Most festivals held in Spain are related to food or drink, usually both of them. Requena and its sausage festival (known as “Feria del embutido”) are no exception.
For three days every February since 1994, my town is full of people who want to try different authentic dishes and tasty wines from this inland area of Valencia. This gastronomic event is celebrated indoors, at the fairgrounds since, at the time of the festival, the weather is pretty cold.

A bunch of friends and I always take advantage of this fete in order to meet and eat something. The festival starts on Friday, but we usually go on Saturday. It’s not necessary to make an appointment with friends because we know we’ll find each other there, just as we do every year.

My partner and I went a bit later than usual, about 1 p.m. It was her birthday, so it was bound to be a great day. A few friends were already there, a true sign that you can trust in their friendship and also that they are always ready to eat and drink, just like us.

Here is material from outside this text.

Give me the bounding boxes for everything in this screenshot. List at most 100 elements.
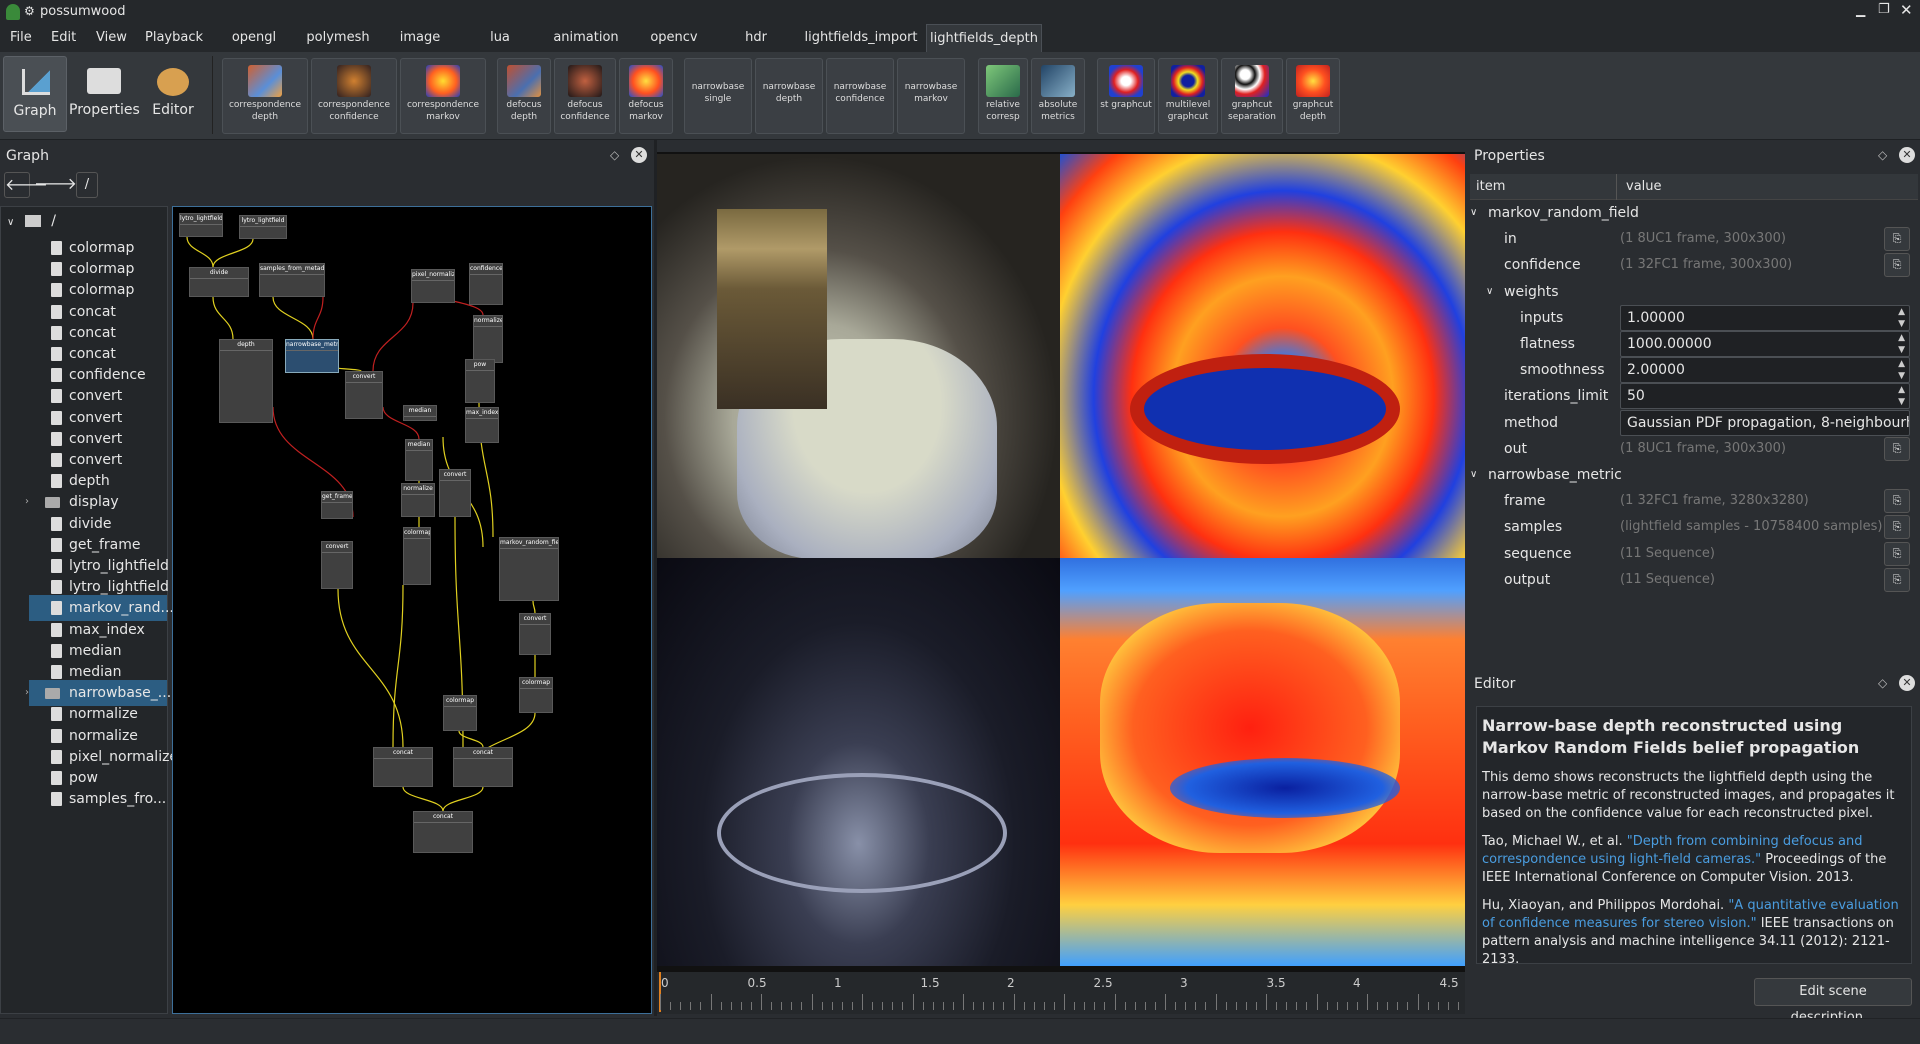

When we arrived, they were eating two typical dishes from Requena, morteruelo and ajoarriero. Morteruelo is a kind of paté made primarily of pork liver, and ajoarriero is a potato paste and a few other ingredients, codfish, eggs, garlic… Someone went for bollo (a dough topped with sausages and ham slices, sometimes it also has sardines, but not in this case) and a mixed dish of sausages and tajadillas (fried pieces of pork fat). We bought a wine box with three bottles, one of rosé, one white and one red. Afterwards, a friend of ours bought some goat cheese and more red wine. The desserts were chocolate empanadas, a typical snack from Requena that everyone who comes to this town must try. I realize this fest is not the best option if you are dieting.

Morteruelo and ajoarriero

People normally buy tickets that include several sausages, morteruelo, etc… tapas and a few glasses of wine. If you choose this option you have to queue several times, so locals, ourselves included, prefer to buy bigger dishes to share with others.


At this point, the fairgrounds became a place full of happy people and red faces, all thanks to good wine and tasty food. In spite of the nice atmosphere, we decided to leave and continue celebrating Diana’s birthday in another quieter place with friends. After all, we have plenty of Sausage Festivals under our belts.